Dalam praktik sehari-hari, yang melaksanakan kekuasaan tak lain adalah rakyat sendiri di bawah pimpinan lokal masing-masing. Dengan demikian, ada lingkaran kekuasaan dalam UUD 1945, seperti dirumuskan oleh Abraham Lincoln, bahwa pemerintahan dibentuk dari rakyat, oleh rakyat, dan untuk rakyat yang diharapkan tidak akan lenyap dari muka bumi.

Rakyat tak mungkin memerintah dirinya sendiri. Mereka memilih wakil-wakil yang mereka percayai dan duduk dalam lembaga yang dapat dihitung jumlahnya, yakni MPR. Kemudian rakyat memilih presiden melalui MPR. Presiden inilah yang memerintah rakyat, yang jika pemerintahannya tak membawa keadilan dan kemakmuran bagi rakyat, rakyat tinggal mendesak MPR untuk mencabut mandatnya pada presiden. Kekuasaan itu sirkuler: dari rakyat kembali ke rakyat.
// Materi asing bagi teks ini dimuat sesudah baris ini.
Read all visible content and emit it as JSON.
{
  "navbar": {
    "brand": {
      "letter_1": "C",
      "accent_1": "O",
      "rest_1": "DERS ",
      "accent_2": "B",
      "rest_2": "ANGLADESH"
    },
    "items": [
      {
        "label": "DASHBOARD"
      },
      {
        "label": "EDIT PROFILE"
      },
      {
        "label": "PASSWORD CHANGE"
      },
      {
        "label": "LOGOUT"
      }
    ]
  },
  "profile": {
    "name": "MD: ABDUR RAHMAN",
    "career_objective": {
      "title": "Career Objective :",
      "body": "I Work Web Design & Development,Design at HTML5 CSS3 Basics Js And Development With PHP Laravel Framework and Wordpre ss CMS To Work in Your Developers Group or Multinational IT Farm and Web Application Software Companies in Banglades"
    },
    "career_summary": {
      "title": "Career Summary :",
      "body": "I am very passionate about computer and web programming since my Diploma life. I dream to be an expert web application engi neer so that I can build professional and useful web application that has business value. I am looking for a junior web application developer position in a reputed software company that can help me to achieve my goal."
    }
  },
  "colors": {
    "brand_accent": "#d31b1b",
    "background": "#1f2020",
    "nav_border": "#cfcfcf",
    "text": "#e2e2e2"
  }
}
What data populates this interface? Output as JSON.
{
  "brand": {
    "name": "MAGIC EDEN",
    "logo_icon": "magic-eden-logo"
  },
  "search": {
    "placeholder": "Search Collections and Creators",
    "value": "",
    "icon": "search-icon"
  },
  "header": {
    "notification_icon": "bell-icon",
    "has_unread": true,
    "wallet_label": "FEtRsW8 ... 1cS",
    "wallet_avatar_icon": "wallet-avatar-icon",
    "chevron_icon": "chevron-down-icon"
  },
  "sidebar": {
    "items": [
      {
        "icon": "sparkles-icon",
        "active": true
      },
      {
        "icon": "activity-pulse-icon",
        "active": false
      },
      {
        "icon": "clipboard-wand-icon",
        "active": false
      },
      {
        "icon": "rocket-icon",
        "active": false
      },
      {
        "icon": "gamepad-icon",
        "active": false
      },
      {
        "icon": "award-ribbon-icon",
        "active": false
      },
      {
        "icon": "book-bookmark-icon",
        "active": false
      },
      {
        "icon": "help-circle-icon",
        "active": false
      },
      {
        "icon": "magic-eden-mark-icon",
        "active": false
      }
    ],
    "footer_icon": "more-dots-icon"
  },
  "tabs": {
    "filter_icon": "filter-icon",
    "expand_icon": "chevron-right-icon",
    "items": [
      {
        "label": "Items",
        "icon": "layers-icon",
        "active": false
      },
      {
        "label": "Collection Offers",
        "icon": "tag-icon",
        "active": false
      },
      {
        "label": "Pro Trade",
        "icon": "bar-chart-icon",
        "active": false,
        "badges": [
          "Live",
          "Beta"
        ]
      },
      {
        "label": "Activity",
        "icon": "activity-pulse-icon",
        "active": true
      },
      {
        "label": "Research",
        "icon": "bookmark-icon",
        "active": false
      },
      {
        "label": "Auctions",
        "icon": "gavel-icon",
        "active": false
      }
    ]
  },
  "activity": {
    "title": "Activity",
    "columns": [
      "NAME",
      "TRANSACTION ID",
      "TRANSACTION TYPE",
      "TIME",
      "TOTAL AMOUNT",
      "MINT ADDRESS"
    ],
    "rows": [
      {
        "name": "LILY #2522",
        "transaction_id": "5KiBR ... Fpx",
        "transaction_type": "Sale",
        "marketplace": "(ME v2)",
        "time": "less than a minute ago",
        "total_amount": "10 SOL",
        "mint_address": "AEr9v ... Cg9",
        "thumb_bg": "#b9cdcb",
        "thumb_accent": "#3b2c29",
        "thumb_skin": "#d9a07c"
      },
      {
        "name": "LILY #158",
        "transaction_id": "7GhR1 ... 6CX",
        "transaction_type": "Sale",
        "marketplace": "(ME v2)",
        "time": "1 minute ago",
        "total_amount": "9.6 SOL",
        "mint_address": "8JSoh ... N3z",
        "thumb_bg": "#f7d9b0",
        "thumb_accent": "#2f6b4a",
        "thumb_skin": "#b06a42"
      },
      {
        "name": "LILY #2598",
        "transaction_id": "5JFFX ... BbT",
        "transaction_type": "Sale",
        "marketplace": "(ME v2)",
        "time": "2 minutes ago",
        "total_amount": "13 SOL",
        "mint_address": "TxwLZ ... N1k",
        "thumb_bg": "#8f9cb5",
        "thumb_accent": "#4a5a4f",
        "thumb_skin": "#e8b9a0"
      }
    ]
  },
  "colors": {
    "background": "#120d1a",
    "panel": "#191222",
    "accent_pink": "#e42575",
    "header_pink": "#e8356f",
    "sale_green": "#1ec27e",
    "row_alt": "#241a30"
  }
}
Tugas negara, dalam hal ini presiden dan pemerintahannya, mengantarkan seluruh rakyat menuju keadilan dan kemakmuran. Mengapa adil dan makmur? Inilah konsep pasangan atau jodoh dunia kuno kita, seperti pasangan kawula-gusti (rakyat-pemerintah), makro-mikro (rakyat-MPR), dan lahir-batin (makmur-adil).


Roh dan badan
Kemakmuran adalah persoalan lahir, tubuh (jasad), material yang di dunia kuno kita isinya hanya masalah “sehat” dan “kaya”. Keadilan adalah persoalan batin yang rohaniah atau spiritual yang isinya cuma satu: “masuk surga”. Tiga elemen tujuan negara ini dapat dijabarkan dalam puluhan item yang disesuaikan menurut kebutuhan setiap zaman, tetapi intinya tetap pasangan roh dan badan. Roh menghidupi badan, dan badan menjaga roh. Itulah sebabnya elemen hidup “sehat” amat esensial bagi manusia.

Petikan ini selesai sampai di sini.